OceanaGold (OTCPK:OCANF) has been converting itself from an Australasian company to a gold-focused mining company with a worldwide presence after acquiring Romarco Minerals and taking a strategic stake in Gold Standard ventures (NYSEMKT:GSV). The current market capitalization has increased to $1.7B, but is this market capitalization warranted? Let's find out.
OGC data by YCharts
OceanaGold does have an American listing but for liquidity reasons, you might want to trade in the company's shares through the facilities of the ASX, where OceanaGold is listed with OGC as its ticker symbol. The average daily volume is approximately 850,000 shares.
Profitable and free cash flowing, what else do you need?
In the fourth quarter of 2015, OceanaGold has produced almost 120,000 ounces gold as well as 12 million pounds of copper. It was also able to sell some of the gold it was holding in inventory as of at the end of the third quarter. This good production result in Q4 results in a full-year gold production of almost 420,000 ounces of gold as well as in excess of 50 million pounds of copper. The all-in sustaining cost per ounce of gold was just $709/oz, reconfirming OceanaGold as a low-cost producer as even its most expensive mines had an AISC of less than $1000/oz.
Source: company presentation
For the entire financial year, OceanaGold reported a total revenue of $508M and an operating profit of almost $73M, and that's a very respectable result for any gold (and copper) mining company considering the weak circumstances on the commodity markets in 2015. And there are no hidden surprises or impairment charges, resulting in OceanaGold being profitable. Yes, the net profit fell from $111M in 2014 to 'just' $53M in 2015, but remaining profitable is quite important as it will allow the company to retain the trust and confidence of its shareholders.

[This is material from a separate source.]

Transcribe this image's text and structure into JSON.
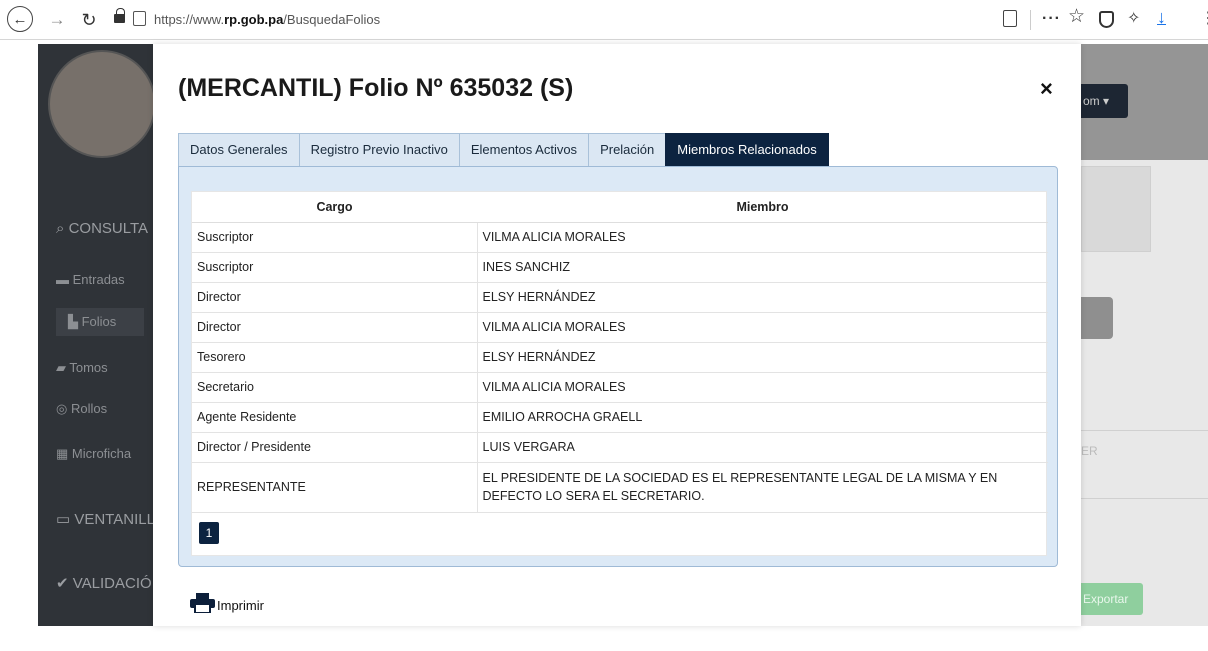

Source: financial statements
More importantly, OceanaGold's cash flow statements are also looking pretty good (and even better than the income statement). The operating cash flow was approximately $171M, but this does include changes in Oceana's working capital position. Once you isolate these WC changes, the adjusted operating cash flow increased to $191M. The total capital expenditures (including the growth capex!) were $142m which basically means OceanaGold had a positive free cash flow of $50M during 2015, despite having spent quite a bit of money on 'development assets' which can't really considered to be sustaining capex.
Source: financial statements
Despite having borrowed more cash (to make sure it can meet its funding requirements for the new Haile mine - see later), the balance sheet is still looking very robust. The working capital position as of year-end was approximately $190M with almost $200M in cash on the balance sheet. Yes, the long-term debt has increased, but this is linked to the construction of the Haile mine.
The Haile mine construction should be close to completion by the end of this year
In the fourth quarter of 2015, OceanaGold has completed the acquisition of Romarco Minerals. OceanaGold was operating in Australasia but wanted to increase its exposure to first-tier mining countries, and it's my understanding the company has been kicking quite a few tires in North America before 'settling' for Romarco which owned the Haile mine which should be one of the most profitable gold mines in North America.
The mine is currently being built and everything seems to be going as planned which means the Haile mine should produce its first gold in the first half of 2017. The average annual gold production will be approximately 150,000 ounces whilst Haile should also produce almost 200,000 ounces of silver per year. What's interesting is the fact Haile will have an AISC of just $814/oz which fits Oceana's bill of being (remaining) a low-cost gold producer. Even more interesting is the lack of regional exploration at and around the Haile gold mine, and OceanaGold is planning to kick off an 80,000 meter drill campaign which could add quite a few ounces to the resources, and ultimately to the mine plan.
Source: company presentation
Haile isn't the only North American project OceanaGold is interested in, as it also elected to exercise its right to retain a 19.9% stake in Gold Standard Ventures which has made a new oxide gold discovery near Newmont Mining's (NYSE:NEM) Emigrant mine in Nevada. It looks like OceanaGold is already looking around to re-fill its development pipeline to continue its expansion plans.
Long story short, boring is good for OceanaGold as the company remained profitable and free cash flow positive thanks to the low-cost nature of its gold mines. Everything is going according to plan, and the adjusted operating cash flow of $190M will be used to fund the development activities at Haile, as well as a substantial 80,000 meter drill program to expand the resources.
2016 will very likely be a boring year for OceanaGold as there won't be any 'special' catalysts this year. I do expect to see regular construction updates for the Haile project to make sure everything is progressing as normal.
Disclosure: I/we have no positions in any stocks mentioned, and no plans to initiate any positions within the next 72 hours.
I wrote this article myself, and it expresses my own opinions. I am not receiving compensation for it (other than from Seeking Alpha). I have no business relationship with any company whose stock is mentioned in this article.